During worship services, you may have heard me mention Faith in Action, one of the ministries of our church. First Christian helped start FIA back in the early 1990’s to organize volunteer caregivers for people with HIV/AIDS in our community. Over time, the county health department took over that role (FCC’s own Kelly Kibirige is the HIV/AIDS nurse for Buchannan County and would be glad to talk with you about volunteering). Faith in Action evolved into an organization that helped people with a variety of medical conditions through volunteers coordinated by Heartland Hospital. Eventually, Heartland and area churches decided that needs could be better met if the churches made this ministry their own.
In 2008, I was a part of the reorganization of Faith in Action and today I serve as chairperson of its governing board. Although FIA still receives some support from the Heartland Foundation (free office space at Hope House, etc.) and some logistical support from Heartland Hospital (IT support, etc.), the organization is governed and financially supported by St. Joseph churches. First Christian is one of them. Rather than being a non-profit organization, FIA is a coalition of 29 churches and organizations that provide volunteers to help low-income people (often seniors and disabled people without family support) in a variety of ways. If St. Joseph churches choose not to make FIA happen, it simply disappears.

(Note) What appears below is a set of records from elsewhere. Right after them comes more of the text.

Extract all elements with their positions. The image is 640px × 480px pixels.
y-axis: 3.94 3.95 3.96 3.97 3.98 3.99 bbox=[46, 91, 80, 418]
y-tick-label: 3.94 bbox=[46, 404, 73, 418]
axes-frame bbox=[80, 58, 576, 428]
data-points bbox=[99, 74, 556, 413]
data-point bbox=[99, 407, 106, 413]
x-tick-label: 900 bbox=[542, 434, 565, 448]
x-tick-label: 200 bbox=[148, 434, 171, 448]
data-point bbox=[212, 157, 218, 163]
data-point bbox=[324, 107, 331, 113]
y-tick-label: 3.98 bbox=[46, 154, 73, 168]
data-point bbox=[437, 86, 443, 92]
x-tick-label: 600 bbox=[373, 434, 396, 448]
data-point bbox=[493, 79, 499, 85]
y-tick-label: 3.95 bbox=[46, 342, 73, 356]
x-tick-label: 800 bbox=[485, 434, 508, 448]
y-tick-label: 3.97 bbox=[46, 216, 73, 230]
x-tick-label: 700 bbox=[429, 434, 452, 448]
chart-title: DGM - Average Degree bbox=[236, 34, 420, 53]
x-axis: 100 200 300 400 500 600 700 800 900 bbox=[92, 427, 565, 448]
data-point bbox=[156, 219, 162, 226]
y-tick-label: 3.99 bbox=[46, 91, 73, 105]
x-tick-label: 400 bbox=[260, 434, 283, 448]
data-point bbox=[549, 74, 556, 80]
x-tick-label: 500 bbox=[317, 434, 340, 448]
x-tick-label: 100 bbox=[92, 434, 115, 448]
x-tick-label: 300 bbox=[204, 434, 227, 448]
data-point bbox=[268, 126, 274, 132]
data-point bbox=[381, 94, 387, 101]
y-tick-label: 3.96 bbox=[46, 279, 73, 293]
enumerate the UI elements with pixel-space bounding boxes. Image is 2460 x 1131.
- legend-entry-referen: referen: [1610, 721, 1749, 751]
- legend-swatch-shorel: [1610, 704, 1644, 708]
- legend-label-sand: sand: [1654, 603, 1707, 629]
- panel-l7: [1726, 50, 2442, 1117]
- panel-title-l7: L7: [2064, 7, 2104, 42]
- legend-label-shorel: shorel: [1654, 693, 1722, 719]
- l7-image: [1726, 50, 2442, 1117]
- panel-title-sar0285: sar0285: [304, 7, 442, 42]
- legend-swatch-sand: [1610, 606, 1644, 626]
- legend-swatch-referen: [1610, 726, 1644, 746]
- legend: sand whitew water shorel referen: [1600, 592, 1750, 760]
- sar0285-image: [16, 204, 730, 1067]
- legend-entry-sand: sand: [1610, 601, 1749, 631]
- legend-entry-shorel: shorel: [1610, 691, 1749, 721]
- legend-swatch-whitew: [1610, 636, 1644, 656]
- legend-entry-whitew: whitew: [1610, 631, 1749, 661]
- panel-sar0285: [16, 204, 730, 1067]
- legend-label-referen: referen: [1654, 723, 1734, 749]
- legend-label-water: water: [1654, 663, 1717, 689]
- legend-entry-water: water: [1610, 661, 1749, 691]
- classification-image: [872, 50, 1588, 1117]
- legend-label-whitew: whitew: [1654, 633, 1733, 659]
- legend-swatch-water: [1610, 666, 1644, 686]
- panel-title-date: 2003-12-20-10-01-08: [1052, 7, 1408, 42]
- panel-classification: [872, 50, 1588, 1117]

A great thing about FIA is its diversity. Member churches include Roman Catholic, mainline Protestant and evangelical Protestant ones. FIA churches come from downtown, southside, northside and the east side of town. Each church provides volunteers who provide ministry to people through transportation to doctor visits, building wheelchair ramps, minor home repair, phone calls to seniors living alone and many other ways. Here are some highlights from the wonderful work done by FIA over the last year:
- 2,235 Volunteer Hours
- 12,122 Volunteer Miles driven
- 875 rides provided
- 7 wheelchair ramps built
- Numerous home repairs: new handrails, a screened-in porch, storm doors, kitchen cabinets, fixing a leaky roof and weatherizing windows
During these difficult economic times, FIA helps people who would otherwise not be helped. The clients helped are often referred by social service agencies that for one reason or another cannot provide what is needed. These folks would fall through the cracks without the volunteers from St. Joe churches. An important by-product of the work of FIA volunteers is that low-income seniors who do not have support from family are able to live independently in their own homes rather than facing the choice of moving into a care center or possibly becoming homeless.
I am very grateful to Melissa Miles who took on the role of First Christian’s FIA team leader. She is the one to talk to about volunteering with FIA. If you can drive, call a lonely senior once a week on the phone, drop off food from Second Harvest, perform minor home repairs or do yard work, you can volunteer for FIA. Is God calling you to serve by putting your faith into action?